I am not saying the 2 or 3W emitter is actually outputting 20W but
between the reflector and "optic lens" it does have the appearance
and/or effectiveness of something in the 20+W range. It is simply
very bright and the blue-white light makes my Halogen look orange by
comparison. Output is also microprocessor controlled so that it
remains constant thru your ride (so sayeth the manual, cant vouch for
it yet).

The beam is much more of a spotlight than my Halogen. Where the
Halogen gave good 180 degree illumination up to about 15 yards, the K2
seemed best focused ahead at about 25 yards (the brighter center spot
spilled out to about 30 yds!). At that focus, it illuminated the
entire width of the path (8 ft). The blue-white light made things
seem much clearer and sharper too.

The Halogen could show what you are about to run over but its too late
to do anything about; the K2 gives you time to go around it. The
Halogen though gave a better illumination to the side preventing road
stare or tunnel vision; the K2 gave little. I did feel more
comfortable doing 12+ MPH at near midnight with the K2 (I would feel
comfy going faster but the asphalt was still wet and didnt want to
have to test the SOS mode).

I've had the 10W for 2 years and use it 3+ times a week. So, it takes
a little getting used to having the stuff you are passing not lit up,
but I got used to it pretty quickly (especially when I got it aimed to
my taste/speed). For a few short stretches, I ran both lights and the
Halogen could not be seen ahead only the 'spill' alongside.
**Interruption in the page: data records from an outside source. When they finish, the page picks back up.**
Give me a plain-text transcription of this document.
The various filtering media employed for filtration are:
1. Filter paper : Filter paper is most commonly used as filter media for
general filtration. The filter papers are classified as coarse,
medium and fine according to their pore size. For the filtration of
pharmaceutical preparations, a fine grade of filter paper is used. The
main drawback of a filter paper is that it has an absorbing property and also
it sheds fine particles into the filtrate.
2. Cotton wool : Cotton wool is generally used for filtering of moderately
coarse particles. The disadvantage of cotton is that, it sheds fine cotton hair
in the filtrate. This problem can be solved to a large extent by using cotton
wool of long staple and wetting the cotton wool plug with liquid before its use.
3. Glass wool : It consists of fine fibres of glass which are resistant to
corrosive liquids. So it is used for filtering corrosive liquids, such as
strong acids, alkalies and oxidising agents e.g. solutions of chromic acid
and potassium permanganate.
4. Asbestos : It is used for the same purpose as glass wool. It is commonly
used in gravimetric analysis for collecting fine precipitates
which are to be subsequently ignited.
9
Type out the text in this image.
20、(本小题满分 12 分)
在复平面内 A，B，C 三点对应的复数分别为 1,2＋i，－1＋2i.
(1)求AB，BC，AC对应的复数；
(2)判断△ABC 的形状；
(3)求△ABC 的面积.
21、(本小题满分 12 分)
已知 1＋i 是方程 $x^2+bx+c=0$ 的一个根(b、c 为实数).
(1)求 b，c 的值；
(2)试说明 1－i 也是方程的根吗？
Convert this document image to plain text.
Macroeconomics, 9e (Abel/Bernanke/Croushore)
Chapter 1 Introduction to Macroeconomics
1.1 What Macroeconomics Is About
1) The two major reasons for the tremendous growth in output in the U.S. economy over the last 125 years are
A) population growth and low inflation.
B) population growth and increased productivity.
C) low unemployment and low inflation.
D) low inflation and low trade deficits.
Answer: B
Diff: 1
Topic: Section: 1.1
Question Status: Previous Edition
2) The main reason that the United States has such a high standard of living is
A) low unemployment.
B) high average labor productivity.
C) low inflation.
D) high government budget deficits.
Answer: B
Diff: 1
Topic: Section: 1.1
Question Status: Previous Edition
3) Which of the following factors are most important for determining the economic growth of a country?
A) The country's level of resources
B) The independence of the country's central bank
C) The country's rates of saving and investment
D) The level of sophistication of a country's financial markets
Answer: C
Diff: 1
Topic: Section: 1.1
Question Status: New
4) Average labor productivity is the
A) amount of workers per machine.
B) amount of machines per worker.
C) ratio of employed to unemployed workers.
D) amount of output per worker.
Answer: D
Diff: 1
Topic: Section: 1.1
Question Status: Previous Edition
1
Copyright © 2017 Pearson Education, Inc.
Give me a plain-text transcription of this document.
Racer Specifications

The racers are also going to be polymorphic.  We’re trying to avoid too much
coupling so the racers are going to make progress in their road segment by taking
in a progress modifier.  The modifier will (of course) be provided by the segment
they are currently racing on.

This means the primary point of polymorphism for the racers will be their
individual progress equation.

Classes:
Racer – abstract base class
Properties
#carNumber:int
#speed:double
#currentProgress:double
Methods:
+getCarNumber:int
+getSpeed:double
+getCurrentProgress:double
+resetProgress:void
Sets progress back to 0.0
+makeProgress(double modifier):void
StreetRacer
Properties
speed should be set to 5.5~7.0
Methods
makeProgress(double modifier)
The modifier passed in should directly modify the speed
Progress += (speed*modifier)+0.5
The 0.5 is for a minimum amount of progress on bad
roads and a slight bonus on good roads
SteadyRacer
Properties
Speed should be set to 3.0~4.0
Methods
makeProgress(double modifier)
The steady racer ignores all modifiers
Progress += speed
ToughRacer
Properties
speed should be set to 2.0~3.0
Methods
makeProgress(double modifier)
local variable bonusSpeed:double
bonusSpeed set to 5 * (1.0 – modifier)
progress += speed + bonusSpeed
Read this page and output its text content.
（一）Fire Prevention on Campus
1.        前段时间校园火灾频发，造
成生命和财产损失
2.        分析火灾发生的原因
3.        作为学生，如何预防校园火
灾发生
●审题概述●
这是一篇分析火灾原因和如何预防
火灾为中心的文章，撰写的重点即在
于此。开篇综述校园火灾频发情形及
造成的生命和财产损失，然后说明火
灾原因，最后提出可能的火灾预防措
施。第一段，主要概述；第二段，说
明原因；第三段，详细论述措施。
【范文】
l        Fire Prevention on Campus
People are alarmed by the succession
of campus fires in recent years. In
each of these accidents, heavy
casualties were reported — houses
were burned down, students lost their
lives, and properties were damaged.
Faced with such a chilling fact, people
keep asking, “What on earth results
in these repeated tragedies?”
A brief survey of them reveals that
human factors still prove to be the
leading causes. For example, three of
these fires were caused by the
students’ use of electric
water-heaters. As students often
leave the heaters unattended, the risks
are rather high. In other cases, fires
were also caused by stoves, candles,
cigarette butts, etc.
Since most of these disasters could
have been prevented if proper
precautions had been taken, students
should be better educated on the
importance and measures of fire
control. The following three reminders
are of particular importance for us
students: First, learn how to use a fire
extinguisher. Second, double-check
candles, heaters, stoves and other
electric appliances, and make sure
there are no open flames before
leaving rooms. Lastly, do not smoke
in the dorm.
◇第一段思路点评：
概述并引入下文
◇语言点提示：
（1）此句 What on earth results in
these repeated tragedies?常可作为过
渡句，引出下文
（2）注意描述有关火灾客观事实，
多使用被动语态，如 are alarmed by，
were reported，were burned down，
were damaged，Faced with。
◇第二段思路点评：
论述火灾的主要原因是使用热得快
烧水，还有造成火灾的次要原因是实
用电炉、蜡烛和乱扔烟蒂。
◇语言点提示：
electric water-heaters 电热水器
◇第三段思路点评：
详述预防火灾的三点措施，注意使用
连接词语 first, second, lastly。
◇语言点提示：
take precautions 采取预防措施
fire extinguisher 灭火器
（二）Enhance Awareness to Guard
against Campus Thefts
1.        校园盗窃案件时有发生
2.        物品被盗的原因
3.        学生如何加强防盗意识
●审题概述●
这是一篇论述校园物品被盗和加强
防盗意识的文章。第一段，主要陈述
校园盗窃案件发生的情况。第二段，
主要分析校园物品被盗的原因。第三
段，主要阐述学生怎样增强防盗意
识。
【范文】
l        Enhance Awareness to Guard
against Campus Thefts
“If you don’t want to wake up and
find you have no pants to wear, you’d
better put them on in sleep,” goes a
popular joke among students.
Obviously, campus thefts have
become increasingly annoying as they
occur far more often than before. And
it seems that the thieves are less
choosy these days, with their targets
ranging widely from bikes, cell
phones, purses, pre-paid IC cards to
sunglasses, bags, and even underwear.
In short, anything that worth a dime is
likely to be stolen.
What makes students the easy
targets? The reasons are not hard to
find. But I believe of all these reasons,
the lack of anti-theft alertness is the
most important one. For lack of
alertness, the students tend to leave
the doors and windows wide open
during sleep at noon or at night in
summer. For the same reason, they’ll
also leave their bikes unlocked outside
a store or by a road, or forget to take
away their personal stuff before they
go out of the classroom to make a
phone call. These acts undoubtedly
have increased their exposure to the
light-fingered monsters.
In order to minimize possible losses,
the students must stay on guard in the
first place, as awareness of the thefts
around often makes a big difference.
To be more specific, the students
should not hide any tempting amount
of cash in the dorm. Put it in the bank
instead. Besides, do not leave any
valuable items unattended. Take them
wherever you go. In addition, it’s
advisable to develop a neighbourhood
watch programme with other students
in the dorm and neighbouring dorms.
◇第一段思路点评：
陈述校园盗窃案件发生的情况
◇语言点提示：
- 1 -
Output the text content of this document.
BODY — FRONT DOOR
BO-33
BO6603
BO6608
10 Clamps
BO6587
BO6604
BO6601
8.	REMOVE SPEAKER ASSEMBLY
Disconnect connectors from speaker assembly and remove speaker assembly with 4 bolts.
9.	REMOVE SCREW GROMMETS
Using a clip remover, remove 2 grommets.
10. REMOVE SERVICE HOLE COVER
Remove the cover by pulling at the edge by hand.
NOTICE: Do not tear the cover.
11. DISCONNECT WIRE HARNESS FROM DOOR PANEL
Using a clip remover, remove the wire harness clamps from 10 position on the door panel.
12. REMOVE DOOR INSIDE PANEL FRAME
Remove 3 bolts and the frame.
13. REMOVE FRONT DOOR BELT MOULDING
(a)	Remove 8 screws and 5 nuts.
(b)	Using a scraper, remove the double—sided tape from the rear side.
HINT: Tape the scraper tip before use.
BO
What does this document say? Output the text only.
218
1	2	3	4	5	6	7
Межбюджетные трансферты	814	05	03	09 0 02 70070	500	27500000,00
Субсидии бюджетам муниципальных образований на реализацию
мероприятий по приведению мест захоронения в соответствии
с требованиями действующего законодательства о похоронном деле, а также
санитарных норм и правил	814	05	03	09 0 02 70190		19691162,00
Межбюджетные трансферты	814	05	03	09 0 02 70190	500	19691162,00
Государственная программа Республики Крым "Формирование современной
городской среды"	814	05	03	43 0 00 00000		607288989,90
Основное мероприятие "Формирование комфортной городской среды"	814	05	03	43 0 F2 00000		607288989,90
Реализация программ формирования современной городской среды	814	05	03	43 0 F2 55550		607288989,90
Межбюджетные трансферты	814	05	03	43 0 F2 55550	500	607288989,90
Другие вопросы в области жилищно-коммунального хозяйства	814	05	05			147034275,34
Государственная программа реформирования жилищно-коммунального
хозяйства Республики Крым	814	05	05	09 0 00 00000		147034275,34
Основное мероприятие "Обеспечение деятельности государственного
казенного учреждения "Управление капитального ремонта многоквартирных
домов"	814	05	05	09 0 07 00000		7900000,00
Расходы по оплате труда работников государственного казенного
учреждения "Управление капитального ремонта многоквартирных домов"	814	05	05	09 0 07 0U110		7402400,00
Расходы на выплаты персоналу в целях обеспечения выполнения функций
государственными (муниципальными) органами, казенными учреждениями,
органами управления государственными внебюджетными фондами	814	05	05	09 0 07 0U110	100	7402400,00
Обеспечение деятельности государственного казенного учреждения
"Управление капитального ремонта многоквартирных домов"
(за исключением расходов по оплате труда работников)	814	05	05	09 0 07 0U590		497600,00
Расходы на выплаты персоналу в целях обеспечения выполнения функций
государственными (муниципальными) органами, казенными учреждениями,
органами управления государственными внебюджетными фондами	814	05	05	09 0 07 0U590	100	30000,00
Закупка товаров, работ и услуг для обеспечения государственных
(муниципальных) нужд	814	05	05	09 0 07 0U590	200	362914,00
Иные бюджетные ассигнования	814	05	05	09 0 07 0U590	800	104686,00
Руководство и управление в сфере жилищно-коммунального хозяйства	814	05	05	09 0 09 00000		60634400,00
I think the flash modes are too dim (but it was midnight) and would
prefer a 75% flash mode. I realize these are "be seen" and not "see"
modes, but they seemed underpowered.

The switch DOES take some getting used to. With gloves on, it was
hard to feel when you are on it. Even switching beams (not modes) you
have to hold the switch down a sec (or maybe my fingers were not in
the right spot) and I had to stop a few times to change beams or modes
when playing with it. On the other hand, with a 5h battery life on
high, there is less of a reason to change beams or modes simply to
conserve power on short stretches. The switch will take some getting
used to.


Battery Life
I havent had this long enough for real world tests, but here are the
specs.

Recharge time - 4 hours

25% steady - 23 hours
50% Steady - 11.8 hrs
100% Steady - 4.8 h (effective distance claimed is 650ft/200meters)

10% Flash - 223 hrs
50% Flash - 77 hrs
SOS Flash - 25.75 hrs

I think these times are flipped:
Reserve Mode
25% steady - 0.5 hours
50% Steady - 1.40 hrs
100% Steady - 3.50 hrs

SOS - 1.20 hrs
Elsewhere it says your only reserve power options are 5% and 10%
steady beam. Perhaps once it goes to Low Power, you can switch back
to Mode 1 and then have only 1.4 hrs at 50% beam. If flipped, the
reserve mode times are 10% of the run time which makes sense.

Emitter (whatever that is) life is rated for 50,000 hrs


PLUSES
* BRIGHT!
* Seems very well designed (the switch, battery case, pod disconnect,
alternate power source etc)
* I like the flash modes for in between times and on city streets.
* Seems Sturdy
* Reasonable price but not cheap

NEGATIVES
* Lighting Modes and semi quirky switch seems a bit too complex for
easy changing at speed
* No distinct Low Power indicator (like LED) - it just switches to
Mode 3
* NITEHAWK is emblazoned on the battery sleeve. I am not keen on
advertizing I have a $200 light, so I will probably tape over it.
* Small print on instruction sheet (proof I was having trouble coming
up with an equal number of negatives)


SUMMARY
The K2 allowed me to aim the beam MUCH farther ahead and the
blue-white light was very clear and added to visibility. In some uses
or cases (like for root riding) I can see how it might be too spotty.
For my purposes, it is twice as bright and runs twice as long as my
Halogen, so I am happy.


MSRP: $229. USD
I got it at Nashbar for $160 incl Shipping.